In 1965 he introduced the first Toyota Motors assembly plant in Karachi, then known as Monnoo Toyota Motors. The industry was nationalized by Zulfiqar Ali Bhutto in 1972, along with many others. Monnoo had become highly influential in the textile sector in Pakistan, becoming the president of Monnoo Group, which owns nearly 20 mills in Faisalabad and other locations in Pakistan and had served as chairman of the APTMA (All Pakistan Textile Mills Association) and was the founding member of Lahore Chamber of Commerce and Industry.

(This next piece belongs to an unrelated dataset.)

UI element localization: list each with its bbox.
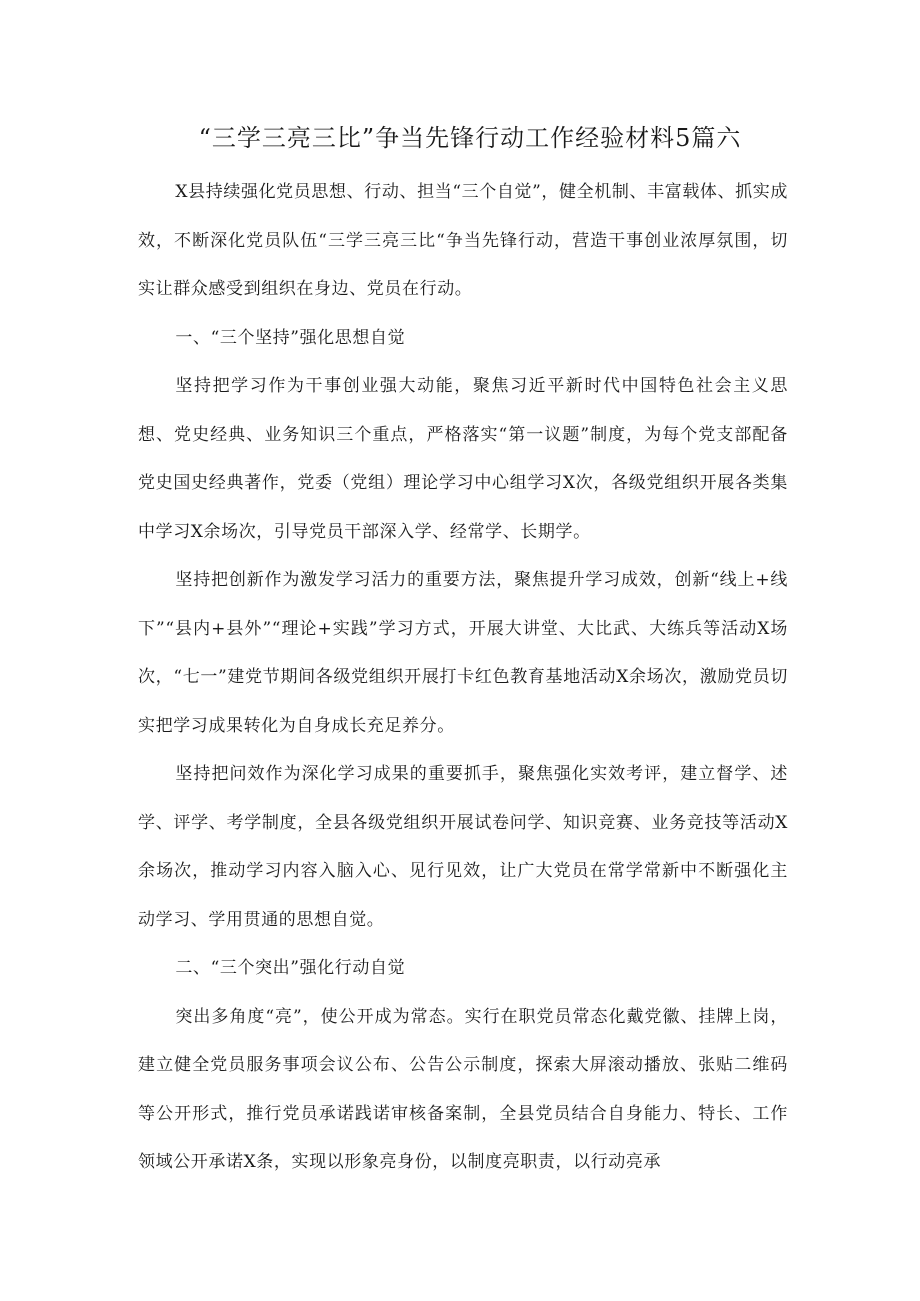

Monnoo was Minister for Commerce, Trade and Industry in the caretaker government of Prime Minister Muhammad Mian Soomro. He was Chairman, All Pakistan Textile Mills Association (APTMA) and a former President of the Lahore Chamber of Commerce and Industry.

==Death==
Monnoo died on Tuesday 18 November 2014 in Lahore. His son, Shahbaz, married the Zaima of industrialist Syed Wajid Ali.